To whatever extent plaintiff may be asserting that he had a right to remain on defendant’s premises after he was told to leave, based upon a claimed past practice, the malicious prosecution and false imprisonment causes of action would be barred by the doctrine of Federal preemption. The claimed past practice apparently is that, as a union official, plaintiff was previously allowed to conduct union business on plant premises. Clearly, such a right to lawfully remain on plant premises would not be one created under State law. It necessarily follows that plaintiffs right to remain on the premises after being told to leave was lawful, if at all, because it was an activity protected by Federal labor law, i.e., National Labor Relations Act § 7 (29 USC § 157), or because, as a past practice, it was a part of the collective bargaining agreement and, therefore, could not be unilaterally revoked (see, Steelworkers v Warrior & Gulf Co., 363 US 574, 581-582). Federal preemption applies so as to preclude State regulation through State criminal law or tort law of activities protected by the National Labor Relations Act (see, Brown v Hotel Empls., 468 US 491, 501-502). Likewise, if, in the only other alternative source of plaintiffs legal entitlement to remain after being told to leave, plaintiff claims that he has a right arising out of a past practice guaranteed under the collective bargaining agreement, the claim is preempted by section 301 of the Labor Management Relations Act of 1947 (29 USC § 185). "Section 301 governs claims founded directly on rights created by collective-bargaining agreements, and also claims 'substantially dependent on analysis of a collective-bargaining agreement’ ” (Caterpillar Inc. v Williams, 482 US 386, 394, quoting Electrical Workers v Hechler, 481 US 851, 859, n 3).

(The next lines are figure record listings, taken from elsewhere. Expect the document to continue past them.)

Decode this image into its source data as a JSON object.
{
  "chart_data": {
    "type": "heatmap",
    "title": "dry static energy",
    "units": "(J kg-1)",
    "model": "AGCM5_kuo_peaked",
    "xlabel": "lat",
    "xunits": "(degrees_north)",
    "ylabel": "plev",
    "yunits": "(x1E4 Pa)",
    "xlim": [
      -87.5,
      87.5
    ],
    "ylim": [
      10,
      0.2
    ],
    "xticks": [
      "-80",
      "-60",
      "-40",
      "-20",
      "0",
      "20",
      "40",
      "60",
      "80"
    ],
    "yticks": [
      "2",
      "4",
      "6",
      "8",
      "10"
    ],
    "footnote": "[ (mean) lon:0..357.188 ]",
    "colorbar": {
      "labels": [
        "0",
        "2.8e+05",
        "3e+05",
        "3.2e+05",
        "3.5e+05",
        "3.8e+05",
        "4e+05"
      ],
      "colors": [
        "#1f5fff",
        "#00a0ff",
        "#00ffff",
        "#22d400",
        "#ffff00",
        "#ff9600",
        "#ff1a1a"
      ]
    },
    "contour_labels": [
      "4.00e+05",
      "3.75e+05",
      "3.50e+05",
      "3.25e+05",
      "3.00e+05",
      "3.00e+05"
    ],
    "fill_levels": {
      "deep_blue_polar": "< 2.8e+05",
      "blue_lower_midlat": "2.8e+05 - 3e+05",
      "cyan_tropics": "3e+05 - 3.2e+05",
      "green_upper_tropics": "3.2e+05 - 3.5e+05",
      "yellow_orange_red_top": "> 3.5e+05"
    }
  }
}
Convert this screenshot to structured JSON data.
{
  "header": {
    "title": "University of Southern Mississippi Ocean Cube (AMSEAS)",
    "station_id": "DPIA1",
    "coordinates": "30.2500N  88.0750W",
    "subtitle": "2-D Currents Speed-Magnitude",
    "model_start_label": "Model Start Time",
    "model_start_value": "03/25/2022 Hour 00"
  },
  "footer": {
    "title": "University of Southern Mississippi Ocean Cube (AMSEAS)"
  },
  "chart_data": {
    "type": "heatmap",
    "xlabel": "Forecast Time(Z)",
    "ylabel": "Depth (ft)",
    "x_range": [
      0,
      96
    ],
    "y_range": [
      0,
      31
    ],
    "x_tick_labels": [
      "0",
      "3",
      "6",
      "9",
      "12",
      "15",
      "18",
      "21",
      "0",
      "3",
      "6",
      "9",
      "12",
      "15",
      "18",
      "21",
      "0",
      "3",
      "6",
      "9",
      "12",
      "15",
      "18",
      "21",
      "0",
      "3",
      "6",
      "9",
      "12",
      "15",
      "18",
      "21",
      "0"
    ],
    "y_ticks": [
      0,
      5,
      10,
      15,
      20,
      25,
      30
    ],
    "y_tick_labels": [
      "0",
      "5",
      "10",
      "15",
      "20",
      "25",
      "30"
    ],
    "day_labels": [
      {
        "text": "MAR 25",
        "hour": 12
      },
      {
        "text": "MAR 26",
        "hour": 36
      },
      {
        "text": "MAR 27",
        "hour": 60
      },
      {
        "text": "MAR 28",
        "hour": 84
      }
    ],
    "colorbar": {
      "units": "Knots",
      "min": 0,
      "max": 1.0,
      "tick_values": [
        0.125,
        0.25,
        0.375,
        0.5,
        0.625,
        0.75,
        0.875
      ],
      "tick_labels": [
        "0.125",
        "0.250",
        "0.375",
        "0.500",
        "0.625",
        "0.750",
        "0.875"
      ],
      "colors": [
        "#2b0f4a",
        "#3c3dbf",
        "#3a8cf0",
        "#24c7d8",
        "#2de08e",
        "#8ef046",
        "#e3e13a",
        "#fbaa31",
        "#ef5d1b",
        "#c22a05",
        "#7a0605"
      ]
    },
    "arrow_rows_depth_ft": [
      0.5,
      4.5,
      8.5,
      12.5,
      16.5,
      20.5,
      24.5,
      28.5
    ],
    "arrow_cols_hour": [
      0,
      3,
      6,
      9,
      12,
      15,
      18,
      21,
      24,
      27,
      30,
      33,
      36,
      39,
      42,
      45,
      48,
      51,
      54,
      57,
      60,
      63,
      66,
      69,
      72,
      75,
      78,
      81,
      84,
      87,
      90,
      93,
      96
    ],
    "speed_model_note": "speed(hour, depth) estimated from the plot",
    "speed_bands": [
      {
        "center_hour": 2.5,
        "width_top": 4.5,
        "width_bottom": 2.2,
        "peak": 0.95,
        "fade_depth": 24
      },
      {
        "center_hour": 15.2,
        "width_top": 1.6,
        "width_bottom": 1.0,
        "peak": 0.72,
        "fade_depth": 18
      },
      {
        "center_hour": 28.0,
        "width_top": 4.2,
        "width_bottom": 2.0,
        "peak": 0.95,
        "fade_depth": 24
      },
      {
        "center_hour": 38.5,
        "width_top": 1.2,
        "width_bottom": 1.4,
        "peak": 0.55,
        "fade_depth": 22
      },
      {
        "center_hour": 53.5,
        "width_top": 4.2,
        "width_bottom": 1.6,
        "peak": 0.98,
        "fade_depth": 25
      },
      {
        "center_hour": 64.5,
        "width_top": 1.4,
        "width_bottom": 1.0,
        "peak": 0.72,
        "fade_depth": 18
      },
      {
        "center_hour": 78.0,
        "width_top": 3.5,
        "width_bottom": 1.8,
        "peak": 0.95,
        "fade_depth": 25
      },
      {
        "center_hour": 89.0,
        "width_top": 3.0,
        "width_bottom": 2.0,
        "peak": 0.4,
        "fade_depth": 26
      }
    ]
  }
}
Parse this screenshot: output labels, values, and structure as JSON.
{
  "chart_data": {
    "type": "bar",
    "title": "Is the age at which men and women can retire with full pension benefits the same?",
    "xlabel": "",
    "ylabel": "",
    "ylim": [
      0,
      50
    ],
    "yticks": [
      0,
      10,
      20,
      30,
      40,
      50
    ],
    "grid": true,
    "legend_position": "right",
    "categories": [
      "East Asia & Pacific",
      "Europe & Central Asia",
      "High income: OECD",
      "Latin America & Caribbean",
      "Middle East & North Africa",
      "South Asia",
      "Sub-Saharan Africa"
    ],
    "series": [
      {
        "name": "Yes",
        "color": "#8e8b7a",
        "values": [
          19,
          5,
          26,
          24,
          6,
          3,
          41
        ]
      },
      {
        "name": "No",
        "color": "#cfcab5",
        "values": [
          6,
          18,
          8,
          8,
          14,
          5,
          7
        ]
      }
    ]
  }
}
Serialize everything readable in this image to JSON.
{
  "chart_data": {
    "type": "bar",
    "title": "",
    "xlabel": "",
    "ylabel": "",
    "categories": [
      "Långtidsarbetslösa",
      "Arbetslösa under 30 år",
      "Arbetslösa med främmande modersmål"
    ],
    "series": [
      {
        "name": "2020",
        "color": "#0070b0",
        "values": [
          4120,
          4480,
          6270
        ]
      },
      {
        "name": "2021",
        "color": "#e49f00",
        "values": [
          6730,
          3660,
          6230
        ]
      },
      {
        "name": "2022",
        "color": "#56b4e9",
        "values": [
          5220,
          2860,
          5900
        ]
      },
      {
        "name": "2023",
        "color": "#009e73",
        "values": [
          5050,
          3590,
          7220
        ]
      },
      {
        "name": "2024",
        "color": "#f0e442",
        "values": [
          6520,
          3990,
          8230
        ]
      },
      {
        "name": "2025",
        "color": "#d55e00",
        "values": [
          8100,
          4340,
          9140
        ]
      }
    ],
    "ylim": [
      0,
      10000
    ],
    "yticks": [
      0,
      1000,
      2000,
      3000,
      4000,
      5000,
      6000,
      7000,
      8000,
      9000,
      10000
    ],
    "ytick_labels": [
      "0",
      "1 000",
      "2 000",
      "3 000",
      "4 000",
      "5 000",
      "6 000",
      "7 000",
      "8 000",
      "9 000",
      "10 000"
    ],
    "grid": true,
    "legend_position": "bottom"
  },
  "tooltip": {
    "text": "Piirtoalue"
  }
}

As for plaintiffs remaining cause of action for intentional infliction of emotional distress, we find that this claim also fails as a matter of law and should have been dismissed. In order to establish a cause of action for intentional infliction of emotional distress, a plaintiff must show that the defendant engaged in "extreme and outrageous conduct, which so transcends the bounds of decency as to be regarded as atrocious and intolerable in a civilized society” (Freihofer v Hearst *594Corp., 65 NY2d 135, 143; see, MacLeay v Arden Hill Hosp., 164 AD2d 228, 231, lv denied 77 NY2d 806). Here, plaintiff alleges that his arrest in front of his fellow workers was sufficiently egregious to meet this standard. As a result of this humiliation, plaintiff claims he suffered stress and anxiety even though he consulted no mental health professional about these symptoms and was not diagnosed as suffering from a mental or emotional problem. It is our opinion that the conduct involved here was not so extreme and outrageous that it went beyond the bounds of human decency. Further, plaintiff’s claim of a severe emotional injury is not established on this record. Consequently, this claim should also have been dismissed and the entire complaint against defendants dismissed.

In light of the foregoing resolution of the issues, it is unnecessary for us to consider defendants’ alternative arguments.

Mikoll, J. P., Levine, Mercure and Crew III, JJ., concur. Ordered that the order is reversed, on the law, with costs, motion granted, summary judgment awarded to defendants and complaint dismissed.